川村凉介双眼被烟头烫的不成样子,唇色一片惨白,身上到处都是刀口,被泡的发胀了。
川村健太郎扑过去,想去碰他,手却在离瓦罐几厘米的距离停了下来。
双手不断的发抖,仰天怒吼了起来,“八嘎呀路,是谁?谁手段这么残忍伤害了我儿子?”
川村健太郎气得整个人都在抖,脸色一阵青白交替的。
周围的手下都纷纷的退得远远的,脑袋埋得低低的。
他们这一代人生活得很幸福,哪里见过这么残忍的场景。
一大早醒来就看到门口摆放着一只大瓦罐,上面一颗脑袋耷拉着,满是血。
谁见了不得吓昏过去。
因为川村健太郎的怒吼,许是惊醒了瓦罐中的川村凉介。
川村凉介睁开唯一一只还算看得见的双眼,看到跟前的人是自己的父亲。
川村凉介立马像是找到了靠山似得,张嘴就想跟父亲诉苦,然后让他替他报仇。
结果发出的声音却是咿咿呀唔的。
不等川村凉介反应过来自己这是怎么了时,川村健太郎看他醒过来,眼底满是庆幸。
“儿子,你还活着,真是太好了,告诉我,谁把你害成这样子的?”
川村凉介舌根很痛,他的舌头早就没有了,崩溃的他大声哭泣。
一直站在一边环手抱胸面无表情看戏的盛淮南察觉到不对劲。
上前将川村凉介下巴捏得张开看了眼,“川村先生,您看。

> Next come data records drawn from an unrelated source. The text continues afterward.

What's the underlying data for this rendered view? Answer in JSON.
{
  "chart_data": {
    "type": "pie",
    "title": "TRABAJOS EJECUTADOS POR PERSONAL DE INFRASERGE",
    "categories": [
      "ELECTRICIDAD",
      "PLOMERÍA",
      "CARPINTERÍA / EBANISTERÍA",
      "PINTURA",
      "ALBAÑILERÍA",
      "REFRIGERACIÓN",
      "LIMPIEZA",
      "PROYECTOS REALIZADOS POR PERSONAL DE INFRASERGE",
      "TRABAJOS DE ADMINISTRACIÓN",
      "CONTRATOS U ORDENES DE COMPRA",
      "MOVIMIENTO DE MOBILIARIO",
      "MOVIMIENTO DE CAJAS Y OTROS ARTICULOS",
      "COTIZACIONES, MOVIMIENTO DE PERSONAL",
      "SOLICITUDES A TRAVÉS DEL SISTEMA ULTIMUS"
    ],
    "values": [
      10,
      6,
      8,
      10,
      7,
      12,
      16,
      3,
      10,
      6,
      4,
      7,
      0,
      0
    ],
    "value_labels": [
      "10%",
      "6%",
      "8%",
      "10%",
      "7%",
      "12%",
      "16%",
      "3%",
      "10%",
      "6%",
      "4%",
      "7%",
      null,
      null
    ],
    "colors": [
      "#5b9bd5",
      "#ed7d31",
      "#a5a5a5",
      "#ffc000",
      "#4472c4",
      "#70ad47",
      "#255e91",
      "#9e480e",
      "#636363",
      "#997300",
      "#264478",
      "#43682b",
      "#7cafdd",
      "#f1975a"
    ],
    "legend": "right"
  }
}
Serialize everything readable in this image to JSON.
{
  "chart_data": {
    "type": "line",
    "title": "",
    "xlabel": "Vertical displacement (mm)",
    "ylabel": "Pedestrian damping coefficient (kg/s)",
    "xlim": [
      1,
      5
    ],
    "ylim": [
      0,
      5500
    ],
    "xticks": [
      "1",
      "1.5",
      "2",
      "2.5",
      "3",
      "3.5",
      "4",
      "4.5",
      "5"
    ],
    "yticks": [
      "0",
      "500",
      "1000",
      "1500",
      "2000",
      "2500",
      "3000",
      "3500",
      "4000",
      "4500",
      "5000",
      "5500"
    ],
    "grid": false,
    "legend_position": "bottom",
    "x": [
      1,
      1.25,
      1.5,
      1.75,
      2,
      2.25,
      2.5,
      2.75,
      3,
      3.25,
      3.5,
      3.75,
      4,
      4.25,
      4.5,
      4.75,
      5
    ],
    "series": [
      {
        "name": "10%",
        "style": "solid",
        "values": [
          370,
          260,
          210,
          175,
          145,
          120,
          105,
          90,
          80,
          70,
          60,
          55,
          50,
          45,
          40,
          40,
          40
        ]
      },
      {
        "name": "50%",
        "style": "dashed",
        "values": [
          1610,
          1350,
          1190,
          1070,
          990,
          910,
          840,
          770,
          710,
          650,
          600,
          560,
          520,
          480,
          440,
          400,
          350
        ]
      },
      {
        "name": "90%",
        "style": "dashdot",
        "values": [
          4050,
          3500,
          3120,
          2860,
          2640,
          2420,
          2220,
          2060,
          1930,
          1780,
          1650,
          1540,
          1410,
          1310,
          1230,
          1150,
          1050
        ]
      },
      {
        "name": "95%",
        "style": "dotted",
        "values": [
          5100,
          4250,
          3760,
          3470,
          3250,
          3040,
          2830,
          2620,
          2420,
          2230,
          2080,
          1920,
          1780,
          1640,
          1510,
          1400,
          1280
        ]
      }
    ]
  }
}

”
川村健太郎凑过来一看,顿时整个人再次气得发抖起来。
川村凉介还在不断的努力想要说话,嘴巴时而张一下,画面看起来怪异阴森。
“昨晚,昨晚跟着我儿出门的手下呢?”川村健太郎怒吼一声。
昨晚被踹了一脚的手下跪在跟前瑟瑟发抖,“回家主,是是盛妄。”
听到这个名字,川村健太郎脸色凝滞了下,“他不是在北海道旭岳山峰的时候遇到雪崩死了吗?”